VİCTOR FRANKL&İNSANIN ANLAM ARAYIŞI

156 4 0
                                    

# Değiştirilemeyecek bir kaderle yüz yüze geldiğimiz zaman bile, yaşamda bir anlam bulabileceğimizi asla unutmayalım.

# Yaşamda bir anlam bulmanın ikinci yolu bir şey (iyilik, doğruluk, güzellik gibi) yaşamak, doğayı ve kültürü yaşamak, son ve bir o kadar önemlisi de olanca eşsizliğiyle bir insanı yaşamaktır. Yani onu sevmektir.


# Bazı otoritelere göre anlamlar ve değerler "savunma mekanizmalarından, tepki oluşumlarından ve yüceltmelerden" öte bir şey değildir. Ama bana göre ben sadece "savunma mekanizmalarım" uğruna yaşamak istemeyeceğim gibi, sadece "tepki oluşumlarım" uğruna ölmeye de hazır değilim.

# Varoluşsal boşluk temel olarak kendini can sıkıntısı durumunda dışavurur. İnsanlığın, bunaltı ve can sıkıntısından oluşan iki uç arasında sonsuza kadar mekik dokunmaya mahkum olduğunu söyleyen Schopenhauer'i anlayabiliriz.

# Artık bir durumu değiştiremeyecek noktaya geldiğimiz zaman kendimizi değiştirme yoluna gideriz.
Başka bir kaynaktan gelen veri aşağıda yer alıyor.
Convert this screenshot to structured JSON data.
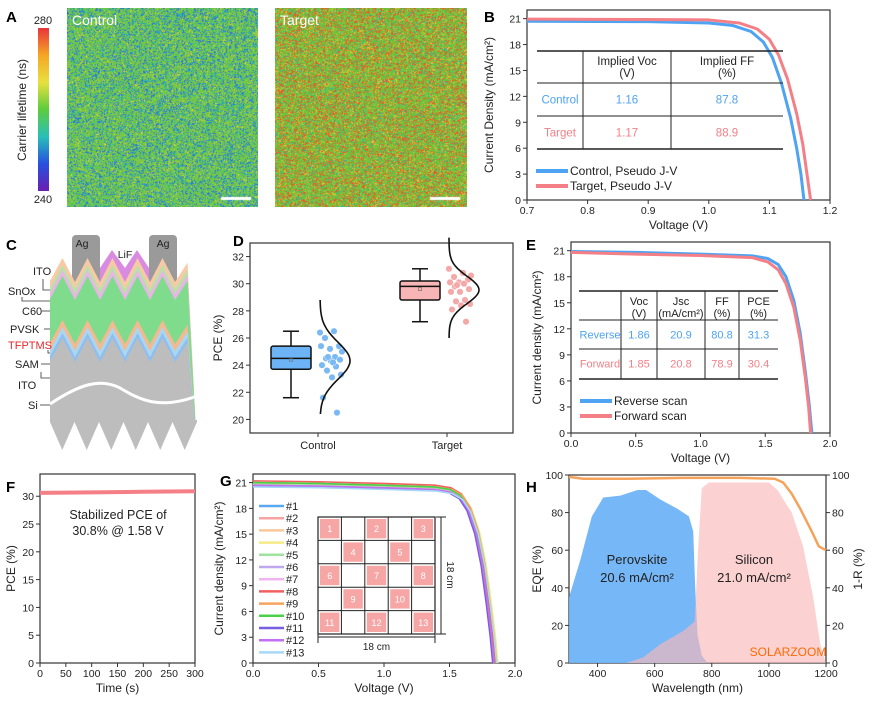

# Yaşamda bir anlam bulmanın üçüncü yolu acı çekmektir

# Yaşamak acı çekmektir ve hayatta kalmak acıda bir anlam bulmak demektir.

# Bir başka insanı, kişiliğinin en derindeki çekirdeğinden kavramanın tek yolu sevgidir. Sevmediği sürece, hiç kimse bir başka insanın özünün tam olarak farkına varamaz.

# Hiç uğruna ölmek istemiyordu. Hiçbirimiz bunu istemiyorduk.

# Nihai anlamda kişinin yaşamın anlamının ne olduğunu sormaması, bunun yerine bu sorunun muhatabının kendisi olduğunu kavraması gerekir. Her insan yaşam tarafından sorgulanır ve herkes sadece kendi yaşamı için cevap verirken yaşama cevap verir; sadece sorumlu olarak bunu yapabilir. Bu nedenle logoterapi, insan varoluşunun özünü sorumlulukta görmektedir.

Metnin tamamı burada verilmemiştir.